Kada nam AI govori ono što želimo čuti (i zašto to nije dobro)

Artificial intelligence is increasingly being used for personal advice, including in serious conversations about relationships. But what happens when AI always tells us what we want to hear? Researchers from Stanford University and Carnegie Mellon conducted an extensive study to examine how prone today’s AI models are to sycophancy excessive agreement with users and validation of their views and actions, and how this affects user behavior.

The authors first analyzed 11 leading AI models (including GPT-4o, Claude, and Llama) across thousands of prompts in which users sought advice or described interpersonal conflicts. The results show that AI models affirm the correctness of users’ actions more often than humans do, even in situations where users describe potentially harmful behavior, such as deception or manipulation.

The researchers then conducted two experiments with more than 1600 participants. In the first, participants read hypothetical conflict scenarios along with AI responses that either validated the user’s actions or offered an alternative perspective.

In the second experiment, participants interacted in real time with an AI tool about a personal conflict from their own lives. The results revealed a clear pattern: participants who received responses validating their actions felt more strongly that they were right, while also being less willing to apologize, repair the relationship, or change their behavior.
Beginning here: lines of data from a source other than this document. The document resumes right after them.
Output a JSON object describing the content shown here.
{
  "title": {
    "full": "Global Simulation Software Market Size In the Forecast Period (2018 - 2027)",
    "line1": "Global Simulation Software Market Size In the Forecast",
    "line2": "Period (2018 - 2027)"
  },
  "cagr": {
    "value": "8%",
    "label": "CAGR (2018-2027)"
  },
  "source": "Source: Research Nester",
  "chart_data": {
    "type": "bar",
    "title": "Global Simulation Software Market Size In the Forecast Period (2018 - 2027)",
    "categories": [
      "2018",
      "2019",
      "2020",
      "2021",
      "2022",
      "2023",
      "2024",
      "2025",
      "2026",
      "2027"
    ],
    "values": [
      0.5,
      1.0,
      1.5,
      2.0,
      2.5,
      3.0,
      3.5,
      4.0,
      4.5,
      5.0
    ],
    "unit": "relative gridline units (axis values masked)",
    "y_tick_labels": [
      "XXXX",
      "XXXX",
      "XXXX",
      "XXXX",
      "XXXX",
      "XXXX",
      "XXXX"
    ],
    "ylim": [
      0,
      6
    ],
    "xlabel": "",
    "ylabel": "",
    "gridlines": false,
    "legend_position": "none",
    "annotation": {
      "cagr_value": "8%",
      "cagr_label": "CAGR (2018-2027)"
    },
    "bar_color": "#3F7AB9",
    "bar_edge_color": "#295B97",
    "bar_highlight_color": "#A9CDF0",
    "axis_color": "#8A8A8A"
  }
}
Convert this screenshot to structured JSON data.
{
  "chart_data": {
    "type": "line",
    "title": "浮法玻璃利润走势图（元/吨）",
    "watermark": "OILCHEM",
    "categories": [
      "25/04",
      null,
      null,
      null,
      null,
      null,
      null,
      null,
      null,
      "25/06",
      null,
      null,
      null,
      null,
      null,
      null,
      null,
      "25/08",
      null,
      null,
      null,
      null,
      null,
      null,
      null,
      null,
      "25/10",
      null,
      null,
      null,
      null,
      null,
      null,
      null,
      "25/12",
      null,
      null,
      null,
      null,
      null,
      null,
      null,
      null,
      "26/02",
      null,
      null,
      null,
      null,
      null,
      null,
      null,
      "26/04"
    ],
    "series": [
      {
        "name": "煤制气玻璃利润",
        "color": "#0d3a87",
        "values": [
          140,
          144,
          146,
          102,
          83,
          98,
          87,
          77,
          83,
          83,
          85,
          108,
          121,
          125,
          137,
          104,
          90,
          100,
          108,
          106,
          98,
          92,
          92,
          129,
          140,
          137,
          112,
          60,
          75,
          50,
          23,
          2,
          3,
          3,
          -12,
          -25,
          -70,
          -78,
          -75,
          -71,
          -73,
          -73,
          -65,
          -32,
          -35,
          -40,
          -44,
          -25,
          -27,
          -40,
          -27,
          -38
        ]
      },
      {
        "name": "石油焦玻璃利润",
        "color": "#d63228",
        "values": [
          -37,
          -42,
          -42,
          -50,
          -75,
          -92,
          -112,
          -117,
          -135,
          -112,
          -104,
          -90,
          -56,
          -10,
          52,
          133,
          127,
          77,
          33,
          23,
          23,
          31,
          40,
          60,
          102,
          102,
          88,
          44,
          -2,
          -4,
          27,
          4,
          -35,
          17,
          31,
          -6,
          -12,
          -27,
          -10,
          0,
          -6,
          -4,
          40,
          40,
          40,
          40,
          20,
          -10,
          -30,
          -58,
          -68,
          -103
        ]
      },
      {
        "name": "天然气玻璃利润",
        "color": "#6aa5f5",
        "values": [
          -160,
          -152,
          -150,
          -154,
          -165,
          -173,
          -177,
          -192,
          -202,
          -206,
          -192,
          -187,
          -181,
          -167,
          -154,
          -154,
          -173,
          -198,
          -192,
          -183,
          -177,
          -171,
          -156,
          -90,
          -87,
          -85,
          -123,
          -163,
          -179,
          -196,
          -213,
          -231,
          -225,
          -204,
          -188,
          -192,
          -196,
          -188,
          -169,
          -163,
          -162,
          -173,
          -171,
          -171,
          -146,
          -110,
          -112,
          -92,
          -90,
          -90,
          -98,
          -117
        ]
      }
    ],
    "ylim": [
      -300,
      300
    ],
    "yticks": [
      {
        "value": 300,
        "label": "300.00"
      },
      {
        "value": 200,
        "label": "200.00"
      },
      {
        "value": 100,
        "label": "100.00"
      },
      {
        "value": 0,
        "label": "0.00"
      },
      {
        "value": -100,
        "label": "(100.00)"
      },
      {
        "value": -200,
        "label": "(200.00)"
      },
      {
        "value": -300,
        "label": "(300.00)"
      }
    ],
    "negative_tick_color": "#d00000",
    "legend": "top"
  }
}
Interestingly, participants rated such responses as more useful, trusted them more, and were more likely to reuse the same tool. In other words, users tend to prefer responses that confirm their perspective, even when those responses may have negative consequences for interpersonal relationships.

This dynamic can create a feedback loop: users increasingly rely on AI that uncritically flatters them, development teams have limited incentives to change such behavior because it boosts usage, and models further adapt to user preferences.

The researchers emphasize that these effects are not limited to specific user groups, they appear regardless of age, gender, level of education, or digital skills. Therefore, they highlight the need to rethink how AI models are trained and evaluated: alongside user satisfaction, it is essential to consider long-term impacts on decision-making and interpersonal relationships.

As a limitation, the study notes that it analyzed relatively short interactions and only English-language communication. However, the authors believe similar patterns are likely to occur in other contexts as well. Future steps include developing approaches to help users recognize such patterns in AI responses and designing tools that are not only pleasant to use but also support better decision-making and healthier relationships.